Le terme générique rock rassemble, dans le monde anglo-saxon, l’ensemble des musiques pop (rhythm’n’blues, rock’n’roll, pop music, hard rock, etc.) à destination du public des jeunes. Selon les occurrences, sont employés indifféremment les termes rock ou pop music : le deuxième est en fait le terme anglais, mais il est plutôt compris en France comme historiquement limité (des années 60 aux années 70). Hors cette limite, la musique pop rassemble tous les genres, de la musique de contestation sociale et politique à la variété la plus commerciale.
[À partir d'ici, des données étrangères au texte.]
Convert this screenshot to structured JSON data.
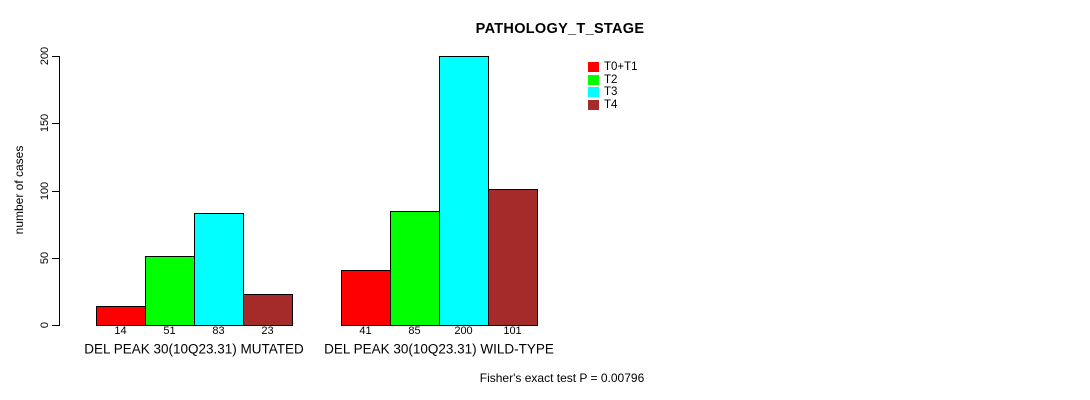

Le terme rock lui est donc préféré parce qu’il refuse d’englober en son sein cette dernière catégorie, selon des prétextes qui souvent dépassent les seuls critères musicaux et que nous essaierons de découvrir.

La multitude de sous-genres qui constitue le rock empêche de donner une définition musicale à même de regrouper l’ensemble du terme : l’amateur ne peut que proposer soit une liste de ces variations autour du rock’n’roll originel (ce dont l’article présent en annexe s’honore très bien), soit une présentation technique du rock qui s’attarde sur son instrumentation la plus commune et sur sa structure musicale originelle (le rock’n’roll). La base instrumentale du rock se constitue du quatuor guitare/basse/batterie/chant (avec la possibilité de doubler certains instruments, souvent la guitare – l’une pour asseoir la rythmique, l’autre pour intervenir dans des solos basés sur l’improvisation instrumentale). Même si l’assise rythmique (basse/batterie) est la base du rock (la fameuse pulsation binaire), la guitare est l’instrument symbole du rock, l’objet de tous les fantasmes, présent dans les deux modèles musicaux (le rock’n’roll et le folk).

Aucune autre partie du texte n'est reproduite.